Seriously, that is the only appropriate short response to Abie's Irish Rose. As Pauline Kael said in her review of Song of Norway, the script brings back cliches you never even knew you knew.
Dion Boucicault managed to squeeze every last ounce of shamrock juice out of various "Stage Oirish" Paddy stereotypes in the 19th century. Nonetheless Anne Nichols manages to take it one step further by combining the Irish stereotypes with Jewish stereotypes. This script is clearly the evolutionary progenitor of a host of second-rate TV sitcoms.
A personal linkage the piece engendered:
I cannot understand how this tripe became the longest-running play in Broadway history. Then again, I don't know how the 2002 rom-com My Big Fat Greek Wedding ended up becoming (when compared to its budget) the most profitable Hollywood movie of all time either. Gentle stereotypes are presumably both flattering and a sort of frisson to a melting pot audience, I suppose.

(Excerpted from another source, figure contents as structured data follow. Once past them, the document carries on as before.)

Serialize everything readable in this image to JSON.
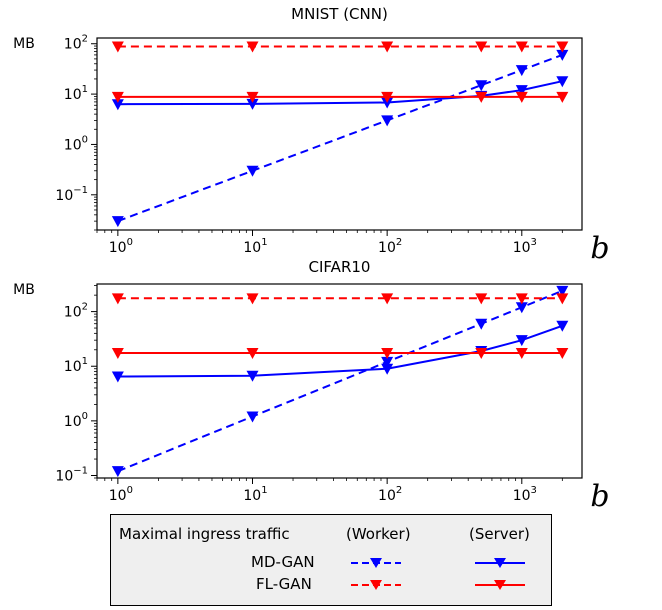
{
  "chart_data": [
    {
      "type": "line",
      "title": "MNIST (CNN)",
      "ylabel": "MB",
      "xlabel": "b",
      "xscale": "log",
      "yscale": "log",
      "xlim": [
        0.7,
        2800
      ],
      "ylim": [
        0.02,
        130
      ],
      "xticks": [
        1,
        10,
        100,
        1000
      ],
      "xtick_labels": [
        [
          "10",
          "0"
        ],
        [
          "10",
          "1"
        ],
        [
          "10",
          "2"
        ],
        [
          "10",
          "3"
        ]
      ],
      "yticks": [
        0.1,
        1,
        10,
        100
      ],
      "ytick_labels": [
        [
          "10",
          "−1"
        ],
        [
          "10",
          "0"
        ],
        [
          "10",
          "1"
        ],
        [
          "10",
          "2"
        ]
      ],
      "grid": false,
      "series": [
        {
          "name": "MD-GAN (Worker)",
          "color": "#0000ff",
          "dash": true,
          "x": [
            1,
            10,
            100,
            500,
            1000,
            2000
          ],
          "y": [
            0.03,
            0.3,
            3,
            15,
            30,
            60
          ]
        },
        {
          "name": "MD-GAN (Server)",
          "color": "#0000ff",
          "dash": false,
          "x": [
            1,
            10,
            100,
            500,
            1000,
            2000
          ],
          "y": [
            6.3,
            6.4,
            6.8,
            9.2,
            12,
            18
          ]
        },
        {
          "name": "FL-GAN (Worker)",
          "color": "#ff0000",
          "dash": true,
          "x": [
            1,
            10,
            100,
            500,
            1000,
            2000
          ],
          "y": [
            88,
            88,
            88,
            88,
            88,
            88
          ]
        },
        {
          "name": "FL-GAN (Server)",
          "color": "#ff0000",
          "dash": false,
          "x": [
            1,
            10,
            100,
            500,
            1000,
            2000
          ],
          "y": [
            8.8,
            8.8,
            8.8,
            8.8,
            8.8,
            8.8
          ]
        }
      ]
    },
    {
      "type": "line",
      "title": "CIFAR10",
      "ylabel": "MB",
      "xlabel": "b",
      "xscale": "log",
      "yscale": "log",
      "xlim": [
        0.7,
        2800
      ],
      "ylim": [
        0.09,
        320
      ],
      "xticks": [
        1,
        10,
        100,
        1000
      ],
      "xtick_labels": [
        [
          "10",
          "0"
        ],
        [
          "10",
          "1"
        ],
        [
          "10",
          "2"
        ],
        [
          "10",
          "3"
        ]
      ],
      "yticks": [
        0.1,
        1,
        10,
        100
      ],
      "ytick_labels": [
        [
          "10",
          "−1"
        ],
        [
          "10",
          "0"
        ],
        [
          "10",
          "1"
        ],
        [
          "10",
          "2"
        ]
      ],
      "grid": false,
      "series": [
        {
          "name": "MD-GAN (Worker)",
          "color": "#0000ff",
          "dash": true,
          "x": [
            1,
            10,
            100,
            500,
            1000,
            2000
          ],
          "y": [
            0.12,
            1.2,
            12,
            60,
            120,
            240
          ]
        },
        {
          "name": "MD-GAN (Server)",
          "color": "#0000ff",
          "dash": false,
          "x": [
            1,
            10,
            100,
            500,
            1000,
            2000
          ],
          "y": [
            6.5,
            6.7,
            9,
            19,
            30,
            55
          ]
        },
        {
          "name": "FL-GAN (Worker)",
          "color": "#ff0000",
          "dash": true,
          "x": [
            1,
            10,
            100,
            500,
            1000,
            2000
          ],
          "y": [
            175,
            175,
            175,
            175,
            175,
            175
          ]
        },
        {
          "name": "FL-GAN (Server)",
          "color": "#ff0000",
          "dash": false,
          "x": [
            1,
            10,
            100,
            500,
            1000,
            2000
          ],
          "y": [
            17.5,
            17.5,
            17.5,
            17.5,
            17.5,
            17.5
          ]
        }
      ]
    }
  ],
  "legend": {
    "heading": "Maximal ingress traffic",
    "col_worker": "(Worker)",
    "col_server": "(Server)",
    "rows": [
      {
        "label": "MD-GAN",
        "color": "#0000ff"
      },
      {
        "label": "FL-GAN",
        "color": "#ff0000"
      }
    ]
  }
}
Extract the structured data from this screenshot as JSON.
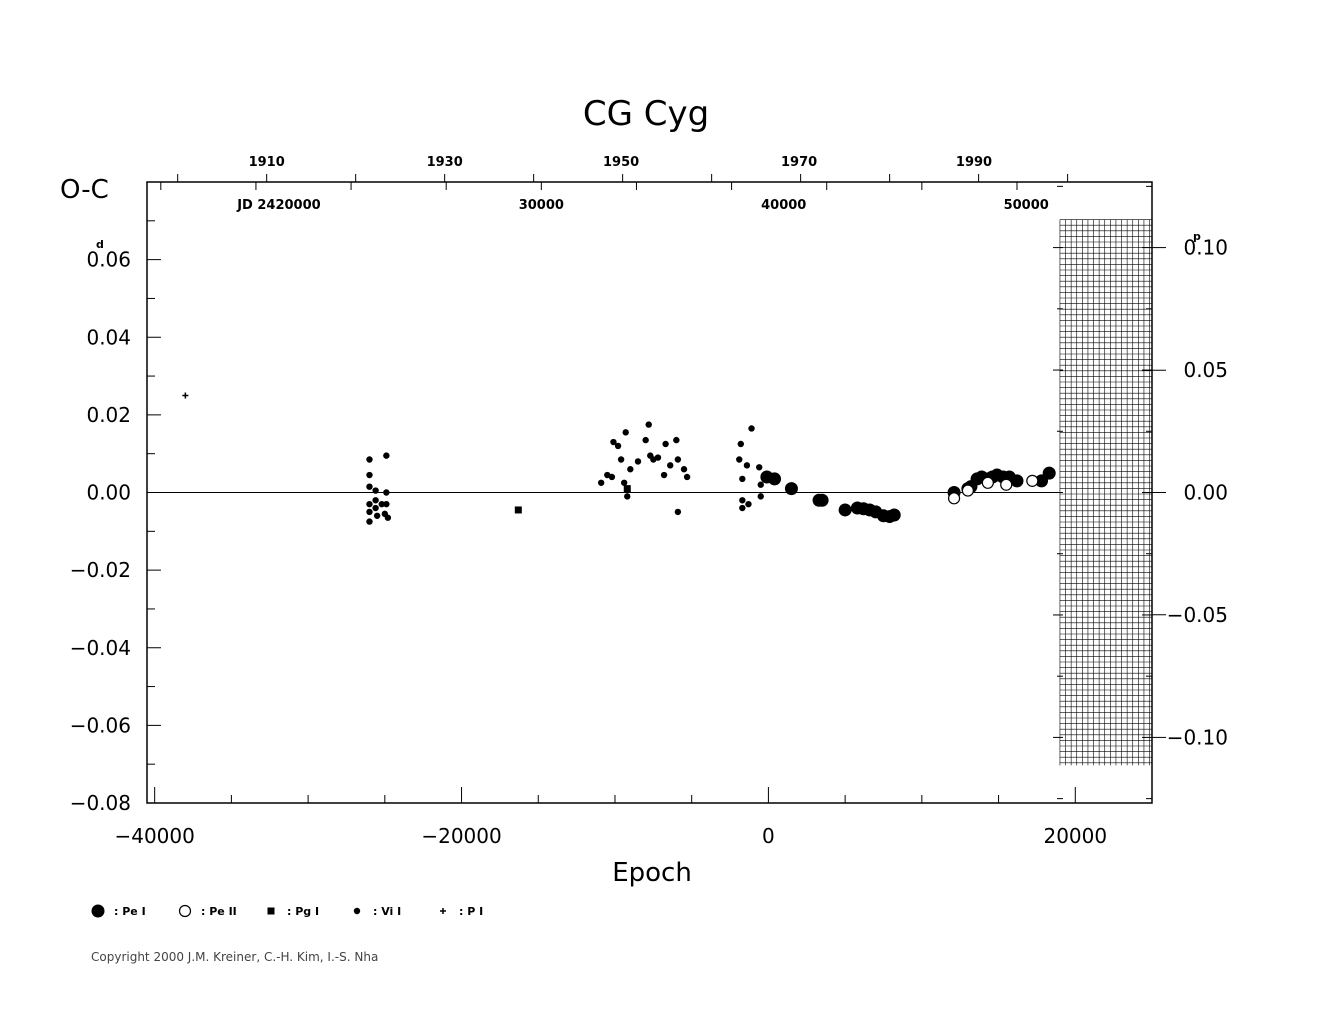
{
  "chart_data": {
    "type": "scatter",
    "title": "CG  Cyg",
    "ylabel": "O-C",
    "xlabel": "Epoch",
    "y_unit_mark": "d",
    "right_unit_mark": "p",
    "xlim": [
      -40500,
      25000
    ],
    "ylim": [
      -0.08,
      0.08
    ],
    "x_ticks": [
      {
        "value": -40000,
        "label": "−40000"
      },
      {
        "value": -20000,
        "label": "−20000"
      },
      {
        "value": 0,
        "label": "0"
      },
      {
        "value": 20000,
        "label": "20000"
      }
    ],
    "y_ticks": [
      {
        "value": 0.06,
        "label": "0.06"
      },
      {
        "value": 0.04,
        "label": "0.04"
      },
      {
        "value": 0.02,
        "label": "0.02"
      },
      {
        "value": 0.0,
        "label": "0.00"
      },
      {
        "value": -0.02,
        "label": "−0.02"
      },
      {
        "value": -0.04,
        "label": "−0.04"
      },
      {
        "value": -0.06,
        "label": "−0.06"
      },
      {
        "value": -0.08,
        "label": "−0.08"
      }
    ],
    "right_ticks": [
      {
        "value": 0.0631,
        "label": "0.10"
      },
      {
        "value": 0.0315,
        "label": "0.05"
      },
      {
        "value": 0.0,
        "label": "0.00"
      },
      {
        "value": -0.0315,
        "label": "−0.05"
      },
      {
        "value": -0.0631,
        "label": "−0.10"
      }
    ],
    "year_ticks": [
      {
        "value": -32700,
        "label": "1910"
      },
      {
        "value": -21100,
        "label": "1930"
      },
      {
        "value": -9600,
        "label": "1950"
      },
      {
        "value": 2000,
        "label": "1970"
      },
      {
        "value": 13400,
        "label": "1990"
      }
    ],
    "jd_ticks": [
      {
        "value": -31900,
        "label": "JD  2420000"
      },
      {
        "value": -14800,
        "label": "30000"
      },
      {
        "value": 1000,
        "label": "40000"
      },
      {
        "value": 16800,
        "label": "50000"
      }
    ],
    "hatched_region": [
      19000,
      25000
    ],
    "series": [
      {
        "name": ": Pe  I",
        "marker": "filled-circle-large",
        "points": [
          [
            -100,
            0.004
          ],
          [
            400,
            0.0035
          ],
          [
            1500,
            0.001
          ],
          [
            3300,
            -0.002
          ],
          [
            3500,
            -0.002
          ],
          [
            5000,
            -0.0045
          ],
          [
            5800,
            -0.004
          ],
          [
            6200,
            -0.0042
          ],
          [
            6600,
            -0.0045
          ],
          [
            7000,
            -0.005
          ],
          [
            7500,
            -0.006
          ],
          [
            7900,
            -0.0062
          ],
          [
            8200,
            -0.0058
          ],
          [
            12100,
            0.0
          ],
          [
            13000,
            0.001
          ],
          [
            13200,
            0.0015
          ],
          [
            13600,
            0.0035
          ],
          [
            13900,
            0.004
          ],
          [
            14300,
            0.0035
          ],
          [
            14600,
            0.004
          ],
          [
            14900,
            0.0045
          ],
          [
            15300,
            0.004
          ],
          [
            15700,
            0.004
          ],
          [
            16200,
            0.003
          ],
          [
            17800,
            0.003
          ],
          [
            18300,
            0.005
          ]
        ]
      },
      {
        "name": ": Pe  II",
        "marker": "open-circle",
        "points": [
          [
            12100,
            -0.0015
          ],
          [
            13000,
            0.0005
          ],
          [
            14300,
            0.0025
          ],
          [
            15500,
            0.002
          ],
          [
            17200,
            0.003
          ]
        ]
      },
      {
        "name": ": Pg  I",
        "marker": "filled-square",
        "points": [
          [
            -16300,
            -0.0045
          ],
          [
            -9200,
            0.001
          ]
        ]
      },
      {
        "name": ": Vi  I",
        "marker": "filled-circle-small",
        "points": [
          [
            -26000,
            0.0085
          ],
          [
            -26000,
            0.0045
          ],
          [
            -26000,
            0.0015
          ],
          [
            -26000,
            -0.003
          ],
          [
            -26000,
            -0.005
          ],
          [
            -26000,
            -0.0075
          ],
          [
            -25600,
            0.0005
          ],
          [
            -25600,
            -0.002
          ],
          [
            -25600,
            -0.004
          ],
          [
            -25500,
            -0.006
          ],
          [
            -25200,
            -0.003
          ],
          [
            -25000,
            -0.0055
          ],
          [
            -24900,
            0.0095
          ],
          [
            -24900,
            0.0
          ],
          [
            -24900,
            -0.003
          ],
          [
            -24800,
            -0.0065
          ],
          [
            -10900,
            0.0025
          ],
          [
            -10500,
            0.0045
          ],
          [
            -10200,
            0.004
          ],
          [
            -10100,
            0.013
          ],
          [
            -9800,
            0.012
          ],
          [
            -9600,
            0.0085
          ],
          [
            -9400,
            0.0025
          ],
          [
            -9300,
            0.0155
          ],
          [
            -9000,
            0.006
          ],
          [
            -9200,
            -0.001
          ],
          [
            -8500,
            0.008
          ],
          [
            -8000,
            0.0135
          ],
          [
            -7800,
            0.0175
          ],
          [
            -7700,
            0.0095
          ],
          [
            -7500,
            0.0085
          ],
          [
            -7200,
            0.009
          ],
          [
            -6800,
            0.0045
          ],
          [
            -6700,
            0.0125
          ],
          [
            -6400,
            0.007
          ],
          [
            -6000,
            0.0135
          ],
          [
            -5900,
            0.0085
          ],
          [
            -5900,
            -0.005
          ],
          [
            -5500,
            0.006
          ],
          [
            -5300,
            0.004
          ],
          [
            -1900,
            0.0085
          ],
          [
            -1800,
            0.0125
          ],
          [
            -1700,
            0.0035
          ],
          [
            -1700,
            -0.002
          ],
          [
            -1700,
            -0.004
          ],
          [
            -1400,
            0.007
          ],
          [
            -1300,
            -0.003
          ],
          [
            -1100,
            0.0165
          ],
          [
            -600,
            0.0065
          ],
          [
            -500,
            0.002
          ],
          [
            -500,
            -0.001
          ]
        ]
      },
      {
        "name": ": P  I",
        "marker": "plus",
        "points": [
          [
            -38000,
            0.025
          ]
        ]
      }
    ]
  },
  "copyright": "Copyright 2000 J.M. Kreiner, C.-H. Kim, I.-S. Nha"
}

Any questions or random thoughts provoked:
What is the overall literary connection between the Irishman and the Jew? Surely a piece of ephemeral pop-culture schlock like Abie's Irish Rose cannot be influenced by Joyce's Ulysses, but in that case what prompts the insistent connection between Irish and Jewish ethnic populations? This would not seem so weird or random to me if it were not that, while considering the text of Abie's Irish Rose, I noticed that not only is it widely touted as the longest-running play in Broaway history -- but that it also opened on Broadway in May of 1922. This is the same year when Joyce's Ulysses was published, but it strikes me that a question of outright literary influence would be impossible. But in that case it's worth asking: was the linkage of Irish and Jewish identity (or stereotype) just a result of urbanization? Also: is Ira Levin's Rosemary's Baby a kind of perverse rewrite of this script, tapping into the scarier elements of ethnic stereotyping and intermarriage?

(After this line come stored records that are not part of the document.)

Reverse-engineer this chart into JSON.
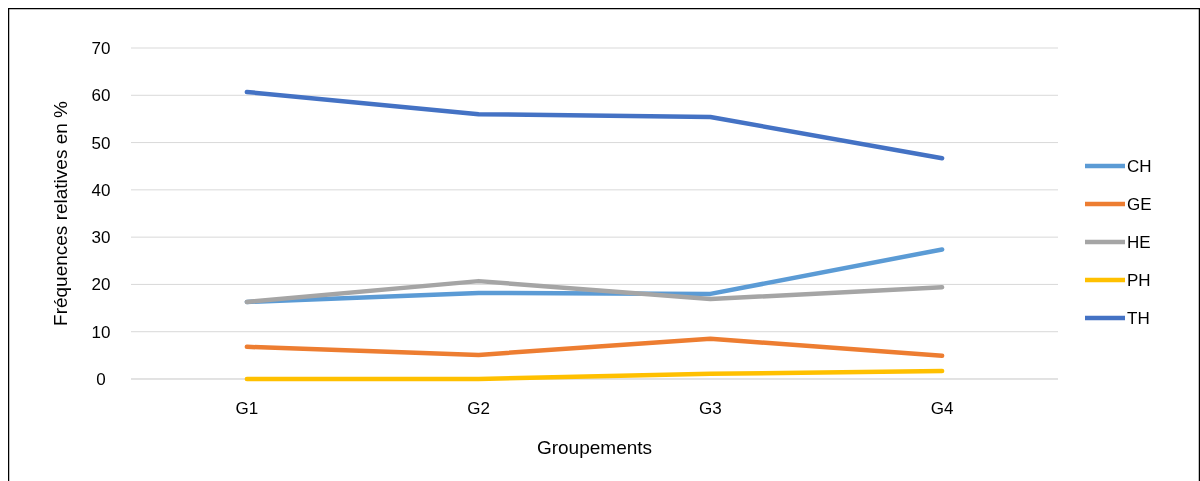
{
  "chart_data": {
    "type": "line",
    "xlabel": "Groupements",
    "ylabel": "Fréquences relatives en %",
    "categories": [
      "G1",
      "G2",
      "G3",
      "G4"
    ],
    "series": [
      {
        "name": "CH",
        "color": "#5b9bd5",
        "values": [
          16.3,
          18.2,
          18.0,
          27.4
        ]
      },
      {
        "name": "GE",
        "color": "#ed7d31",
        "values": [
          6.8,
          5.1,
          8.5,
          4.9
        ]
      },
      {
        "name": "HE",
        "color": "#a5a5a5",
        "values": [
          16.3,
          20.7,
          16.9,
          19.4
        ]
      },
      {
        "name": "PH",
        "color": "#ffc000",
        "values": [
          0,
          0,
          1.1,
          1.7
        ]
      },
      {
        "name": "TH",
        "color": "#4472c4",
        "values": [
          60.7,
          56.0,
          55.4,
          46.7
        ]
      }
    ],
    "ylim": [
      0,
      70
    ],
    "yticks": [
      0,
      10,
      20,
      30,
      40,
      50,
      60,
      70
    ],
    "grid": "y",
    "legend": "right",
    "marker": "none",
    "line_style": "solid"
  }
}
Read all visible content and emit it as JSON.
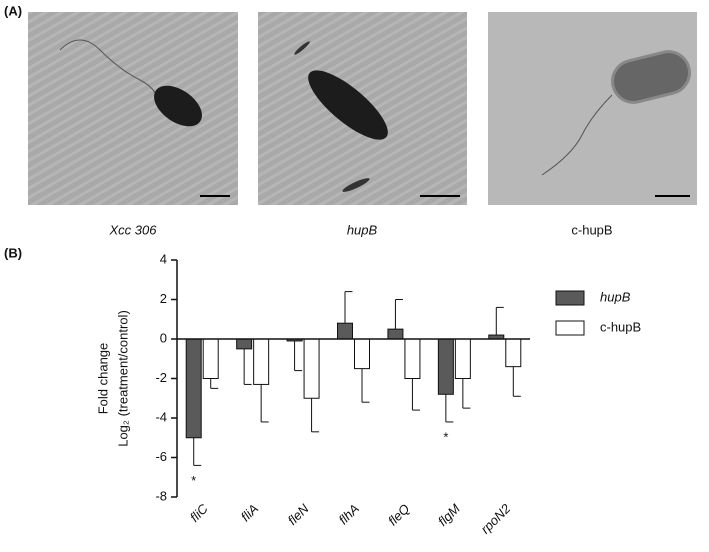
{
  "panels": {
    "a_label": "(A)",
    "b_label": "(B)",
    "captions": [
      "Xcc 306",
      "hupB",
      "c-hupB"
    ]
  },
  "chart_data": {
    "type": "bar",
    "ylabel": [
      "Fold change",
      "Log₂ (treatment/control)"
    ],
    "categories": [
      "fliC",
      "fliA",
      "fleN",
      "flhA",
      "fleQ",
      "flgM",
      "rpoN2"
    ],
    "series": [
      {
        "name": "hupB",
        "color": "#5a5a5a",
        "values": [
          -5,
          -0.5,
          -0.1,
          0.8,
          0.5,
          -2.8,
          0.2
        ],
        "errors": [
          1.4,
          1.8,
          1.5,
          1.6,
          1.5,
          1.4,
          1.4
        ]
      },
      {
        "name": "c-hupB",
        "color": "#ffffff",
        "values": [
          -2,
          -2.3,
          -3,
          -1.5,
          -2,
          -2,
          -1.4
        ],
        "errors": [
          0.5,
          1.9,
          1.7,
          1.7,
          1.6,
          1.5,
          1.5
        ]
      }
    ],
    "ylim": [
      -8,
      4
    ],
    "yticks": [
      -8,
      -6,
      -4,
      -2,
      0,
      2,
      4
    ],
    "annotations": [
      {
        "text": "*",
        "category": "fliC"
      },
      {
        "text": "*",
        "category": "flgM"
      }
    ],
    "legend": "right"
  }
}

Part II: Structural Analysis
1. How many plots are there? Identify each by citing the main conflicting forces in each
specified as:
Abie's father (Solomon) / Judaism vs. _Rosemary's father (Patrick) / Catholicism
There really only is a single plot here -- Abie and Rosemary get married in secret, then have to figure out a way to break it to Abe's stereotype Jew father and Rosemary's stereotype Mick father, the first accompanied by a Rabbi and the second accompanied by a Catholic Priest. Hilarity ensues.